# mutual_information#

Returns the mutual information between two partitions.

Parameters:
xiterable of int values

First partition.

yiterable of int values

Second partition.

norm(optional, default: True)

If True, the result will be normalized in the range $$[0,1]$$.

adjusted(optional, default: False)

If True, the adjusted mutual information will be computed. Note that if adjusted == True, the parameter norm is ignored.

avg_method(optional, default: "arithmetic")

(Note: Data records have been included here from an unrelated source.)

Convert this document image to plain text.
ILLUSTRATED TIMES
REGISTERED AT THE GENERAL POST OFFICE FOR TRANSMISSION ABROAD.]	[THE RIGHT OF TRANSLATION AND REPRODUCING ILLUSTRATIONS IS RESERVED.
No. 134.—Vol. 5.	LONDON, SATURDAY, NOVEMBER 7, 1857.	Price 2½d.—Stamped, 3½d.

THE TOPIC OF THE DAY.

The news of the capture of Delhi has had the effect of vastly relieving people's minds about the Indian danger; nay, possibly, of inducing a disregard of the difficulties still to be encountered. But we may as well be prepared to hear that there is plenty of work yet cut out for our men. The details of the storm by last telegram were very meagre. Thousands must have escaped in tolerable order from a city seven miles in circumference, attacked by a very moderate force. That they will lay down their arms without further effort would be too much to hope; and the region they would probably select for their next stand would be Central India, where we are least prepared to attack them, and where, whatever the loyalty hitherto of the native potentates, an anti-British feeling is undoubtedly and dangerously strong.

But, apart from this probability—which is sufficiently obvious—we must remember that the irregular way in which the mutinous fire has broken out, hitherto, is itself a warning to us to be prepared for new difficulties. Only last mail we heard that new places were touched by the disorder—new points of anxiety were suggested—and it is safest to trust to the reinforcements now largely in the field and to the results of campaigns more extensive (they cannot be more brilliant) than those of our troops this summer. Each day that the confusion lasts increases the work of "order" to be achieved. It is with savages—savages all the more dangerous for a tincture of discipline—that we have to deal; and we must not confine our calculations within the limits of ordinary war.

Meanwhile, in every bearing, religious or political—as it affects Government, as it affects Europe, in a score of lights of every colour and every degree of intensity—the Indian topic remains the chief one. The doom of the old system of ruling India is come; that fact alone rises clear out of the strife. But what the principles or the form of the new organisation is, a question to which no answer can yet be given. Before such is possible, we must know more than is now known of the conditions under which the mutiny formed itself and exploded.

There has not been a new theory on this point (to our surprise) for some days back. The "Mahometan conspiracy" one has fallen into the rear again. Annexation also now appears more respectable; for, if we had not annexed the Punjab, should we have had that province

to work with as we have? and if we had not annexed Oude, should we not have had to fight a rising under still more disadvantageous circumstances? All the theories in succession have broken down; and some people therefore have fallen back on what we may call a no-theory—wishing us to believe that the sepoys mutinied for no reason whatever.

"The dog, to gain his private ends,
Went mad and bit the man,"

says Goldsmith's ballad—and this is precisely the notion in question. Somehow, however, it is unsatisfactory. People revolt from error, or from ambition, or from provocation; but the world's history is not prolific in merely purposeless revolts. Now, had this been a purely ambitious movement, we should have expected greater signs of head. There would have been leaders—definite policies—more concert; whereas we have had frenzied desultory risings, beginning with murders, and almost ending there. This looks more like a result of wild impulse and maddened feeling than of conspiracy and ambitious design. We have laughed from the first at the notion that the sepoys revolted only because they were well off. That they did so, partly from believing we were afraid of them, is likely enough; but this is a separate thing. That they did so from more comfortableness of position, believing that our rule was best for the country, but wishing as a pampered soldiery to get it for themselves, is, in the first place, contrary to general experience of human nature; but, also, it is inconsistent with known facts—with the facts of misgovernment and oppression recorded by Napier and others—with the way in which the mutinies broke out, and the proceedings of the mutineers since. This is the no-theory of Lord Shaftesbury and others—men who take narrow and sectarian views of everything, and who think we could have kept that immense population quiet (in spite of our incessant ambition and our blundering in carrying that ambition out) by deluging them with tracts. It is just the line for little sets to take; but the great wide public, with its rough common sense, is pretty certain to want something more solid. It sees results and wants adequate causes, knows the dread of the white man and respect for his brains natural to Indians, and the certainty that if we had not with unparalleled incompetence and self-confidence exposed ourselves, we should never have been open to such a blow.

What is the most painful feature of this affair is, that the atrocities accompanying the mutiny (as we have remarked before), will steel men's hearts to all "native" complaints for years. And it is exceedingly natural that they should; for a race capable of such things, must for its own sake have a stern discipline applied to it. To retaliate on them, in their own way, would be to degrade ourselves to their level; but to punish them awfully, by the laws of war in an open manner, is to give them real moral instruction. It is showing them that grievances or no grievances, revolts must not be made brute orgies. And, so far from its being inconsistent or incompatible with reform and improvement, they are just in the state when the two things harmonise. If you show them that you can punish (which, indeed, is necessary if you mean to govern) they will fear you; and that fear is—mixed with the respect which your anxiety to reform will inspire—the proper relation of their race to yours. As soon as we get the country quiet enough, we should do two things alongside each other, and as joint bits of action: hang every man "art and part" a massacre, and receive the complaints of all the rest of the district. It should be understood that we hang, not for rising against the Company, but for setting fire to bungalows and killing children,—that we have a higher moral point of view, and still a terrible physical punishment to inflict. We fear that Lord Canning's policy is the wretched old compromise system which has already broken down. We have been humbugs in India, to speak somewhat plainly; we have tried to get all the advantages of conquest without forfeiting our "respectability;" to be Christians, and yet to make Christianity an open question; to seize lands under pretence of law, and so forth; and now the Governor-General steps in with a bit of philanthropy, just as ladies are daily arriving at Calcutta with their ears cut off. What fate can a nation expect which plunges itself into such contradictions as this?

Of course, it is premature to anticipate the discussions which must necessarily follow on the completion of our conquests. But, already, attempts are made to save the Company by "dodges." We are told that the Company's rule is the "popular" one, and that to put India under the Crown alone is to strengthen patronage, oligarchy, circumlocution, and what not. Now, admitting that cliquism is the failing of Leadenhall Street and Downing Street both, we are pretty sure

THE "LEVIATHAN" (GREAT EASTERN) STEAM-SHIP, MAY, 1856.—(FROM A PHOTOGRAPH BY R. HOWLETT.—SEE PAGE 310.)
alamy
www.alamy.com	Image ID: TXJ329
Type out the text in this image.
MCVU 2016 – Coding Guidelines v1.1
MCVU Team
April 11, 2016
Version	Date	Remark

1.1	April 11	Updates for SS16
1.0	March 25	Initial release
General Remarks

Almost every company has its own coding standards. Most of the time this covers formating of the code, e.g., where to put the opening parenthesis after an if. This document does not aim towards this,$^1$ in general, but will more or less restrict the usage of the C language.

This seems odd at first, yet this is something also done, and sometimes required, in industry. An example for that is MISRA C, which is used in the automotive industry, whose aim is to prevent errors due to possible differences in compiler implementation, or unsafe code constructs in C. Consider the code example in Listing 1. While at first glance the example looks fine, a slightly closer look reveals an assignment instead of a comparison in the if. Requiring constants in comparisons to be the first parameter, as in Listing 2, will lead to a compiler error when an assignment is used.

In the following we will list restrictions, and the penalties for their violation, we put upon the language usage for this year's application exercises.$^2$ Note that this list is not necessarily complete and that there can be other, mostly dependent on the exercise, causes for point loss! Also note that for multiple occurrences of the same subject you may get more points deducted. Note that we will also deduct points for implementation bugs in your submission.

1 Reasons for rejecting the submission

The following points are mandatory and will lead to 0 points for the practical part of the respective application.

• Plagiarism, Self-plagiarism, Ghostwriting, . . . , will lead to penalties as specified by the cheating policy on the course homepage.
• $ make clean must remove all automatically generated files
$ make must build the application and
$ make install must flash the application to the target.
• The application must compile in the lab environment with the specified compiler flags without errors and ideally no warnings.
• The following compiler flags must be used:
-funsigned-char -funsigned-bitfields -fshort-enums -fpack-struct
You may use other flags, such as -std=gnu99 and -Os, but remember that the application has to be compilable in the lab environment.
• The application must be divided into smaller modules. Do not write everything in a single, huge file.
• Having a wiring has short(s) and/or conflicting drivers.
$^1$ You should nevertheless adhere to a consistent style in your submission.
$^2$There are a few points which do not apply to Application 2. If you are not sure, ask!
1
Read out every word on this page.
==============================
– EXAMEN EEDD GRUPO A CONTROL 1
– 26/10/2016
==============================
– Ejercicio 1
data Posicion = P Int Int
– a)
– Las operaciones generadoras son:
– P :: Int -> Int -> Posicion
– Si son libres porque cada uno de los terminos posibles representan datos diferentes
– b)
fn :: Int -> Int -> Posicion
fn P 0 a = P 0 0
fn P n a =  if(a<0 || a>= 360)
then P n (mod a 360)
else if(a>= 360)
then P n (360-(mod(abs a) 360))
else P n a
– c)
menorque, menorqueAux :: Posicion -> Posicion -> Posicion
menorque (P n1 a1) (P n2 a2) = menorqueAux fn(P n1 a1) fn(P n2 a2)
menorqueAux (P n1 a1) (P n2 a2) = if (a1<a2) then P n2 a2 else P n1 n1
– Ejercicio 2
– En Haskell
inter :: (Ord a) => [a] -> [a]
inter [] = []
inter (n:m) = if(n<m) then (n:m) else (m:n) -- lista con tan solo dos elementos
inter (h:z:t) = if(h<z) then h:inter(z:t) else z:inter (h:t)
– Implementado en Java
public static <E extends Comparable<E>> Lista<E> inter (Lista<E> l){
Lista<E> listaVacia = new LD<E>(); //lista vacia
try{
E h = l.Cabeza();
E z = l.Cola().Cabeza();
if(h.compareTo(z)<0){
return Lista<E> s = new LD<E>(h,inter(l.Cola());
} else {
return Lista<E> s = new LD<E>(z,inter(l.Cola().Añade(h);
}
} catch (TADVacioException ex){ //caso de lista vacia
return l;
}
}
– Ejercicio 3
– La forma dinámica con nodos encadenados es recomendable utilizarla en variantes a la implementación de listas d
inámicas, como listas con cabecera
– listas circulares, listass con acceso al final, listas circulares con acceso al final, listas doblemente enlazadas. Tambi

Determines how the adjusted normalization average should be computed. Must be one of: "min", "max", "arithmethic", or "geometric". This option has an effect only if adjusted == True.

Returns:
MIfloat

Mutual information value

Notes

The mutual information is defined as

$\text{MI}(\boldsymbol x,\boldsymbol y) = \frac{1}{N}\sum_{rs}m_{rs}\ln\frac{N m_{rs}}{n_rn'_s},$

with $$m_{rs}=\sum_i\delta_{x_i,r}\delta_{y_i,s}$$ being the contingency table between $$\boldsymbol x$$ and $$\boldsymbol y$$, and $$n_r=\sum_sm_{rs}$$ and $$n'_s=\sum_rm_{rs}$$ are the group sizes in both partitions.

If norm == True, the normalized value is returned:

$2\frac{\text{MI}(\boldsymbol x,\boldsymbol y)}{H_x + H_y}$

which lies in the unit interval $$[0,1]$$, and where $$H_x = -\frac{1}{N}\sum_rn_r\ln\frac{n_r}{N}$$ and $$H_x = -\frac{1}{N}\sum_rn'_r\ln\frac{n'_r}{N}$$.

If adjusted == True, the adjusted mutual information is returned, defined as [vinh_information_2009]:

$\text{AMI}(\boldsymbol x,\boldsymbol y) = \frac{\text{MI}(\boldsymbol x,\boldsymbol y) - E[\text{MI}(\boldsymbol x,\boldsymbol y)]} {\text{avg}(H_x, H_y) - E[\text{MI}(\boldsymbol x,\boldsymbol y)]},$

where

$\begin{split}E[\text{MI}(\boldsymbol x,\boldsymbol y)] = \sum_r\sum_s\sum_{m=\max(1,n_r+n'_s-N)}^{\min(n_r, n'_s)} \frac{m}{N} \ln \left( \frac{Nm}{n_rn'_s}\right) \times \\ \frac{n_r!n'_s!(N-n_r)!(N-n'_s)!}{N!m!(n_r-m)!(n'_s-m)!(N-n_r-n'_s+m)!}\end{split}$

is the expected value of $$\text{MI}(\boldsymbol x,\boldsymbol y)$$ if either partition has its labels randomly permuted, and $$\text{avg}$$ is the function corresponding to the parameter avg_methdod.

This algorithm runs in time $$O(N)$$ where $$N$$ is the length of $$\boldsymbol x$$ and $$\boldsymbol y$$.

@parallel@

If adjusted == False, the algorith will not run in parallel.

References

Nguyen Xuan Vinh, Julien Epps, and James Bailey. 2009. “Information theoretic measures for clusterings comparison: is a correction for chance necessary?”, In Proceedings of the 26th Annual International Conference on Machine Learning (ICML ‘09). Association for Computing Machinery, New York, NY, USA, 1073–1080. DOI: 10.1145/1553374.1553511 [sci-hub, @tor].

Examples

>>> x = np.random.randint(0, 10, 1000)
>>> y = np.random.randint(0, 10, 1000)
>>> gt.mutual_information(x, y)
0.036350...